Who is to say what marriage should mean? Not dictionaries, for they record what words do mean, not what they should. Lexicographers are like lepidopterists, catching and describing species, not pig-farmers, breeding and improving them.
Last week Lynne Featherstone, the equalities minister asked: ‘Who owns marriage?’ She answered: ‘It is owned by the people,’ and then declared: ‘If a couple love each other and want to commit to a life together, they should have the option of a civil marriage, irrespective of whether they are gay or straight.’ I suppose she meant ‘irrespective of whether they are men or women’.
The Oxford English Dictionary’s first definition of marriage is: ‘The condition of being a husband or wife; the relation between persons married to each other; matrimony.’ It then adds: ‘The term is now sometimes used with reference to long-term relationships between partners of the same sex.’ I’m not quite sure what it means by ‘now’. The entry was revised for the third edition in 2000 and the online version is dated December 2011. In any case, it has gleaned a phrase, from 1975, from the New York Times: ‘The move toward legally-sanctioned marriages between persons of the same sex.’

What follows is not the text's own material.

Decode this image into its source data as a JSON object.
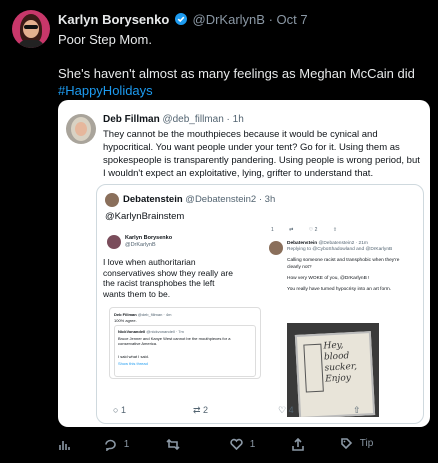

There are plenty of uses of marriage distant from relations between the sexes. Sometimes the metaphor is explicit. In 1990 Thames Valley Now wrote of ‘Vitello all’ aragosta, a marriage of veal and lobster blessed by a reduced sauce,’ which sounds more disgusting than most things that go on in the marriage bed. Or the metaphor may be implicit, as when faked-up bits of antique furniture are called a marriage.
Take the parallel of the word insect. Scientists insist they have six legs; the OED records a long, oblivious usage referring to spiders, mites and other creepy-crawlies: Sir Thomas Browne wrote of ‘the Scolopendra or hundred-footed insect’.